L7 Regression with binary dependent variable Flashcards
What does an estimate of 0.5 mean when the random variable is binary
That there is a 50% chance of it being 1
What is a linear regression model with a binary dependent variable called
A linear probability model becouse the result is a probability
What is a probit model
A model that generates an S-curve between 0 and 1
In the probit model, probability changes faster at extreme values than in the middle
False, it changes faster in the middle.
Probit regression models the probability of Y=1 using a cumulative normal distribution function
True
In probit regression b0 + b1x… bnx = z-value of cumulative normal distribution
True
The standard errors are handled diferently in the probit model
False
Is the logit function computationally faster than probit
yes but that matters little nowadays
Logit and probit gives similar results
True
Is R² a good measure of fit in the logit and probit model
No, absolutely not as the functions cannot be made linear.
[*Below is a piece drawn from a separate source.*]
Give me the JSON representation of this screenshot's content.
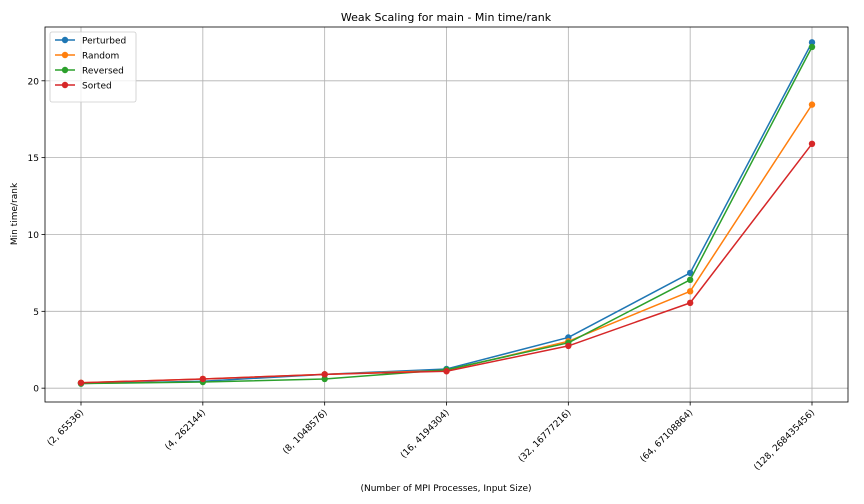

What is the accuracy rate in non linear probability regression models
You divide the estimates into their binary guesses and check how many percent were correct.
When might the accuracy rate be missleading
When the sample data is not balanced, aka when there are way too many of positive outcomes or negative ones.
Is there another good measure of fit for logit and probit besides the accuracy rate
Yes pseudo R² but it is not covered in this corse.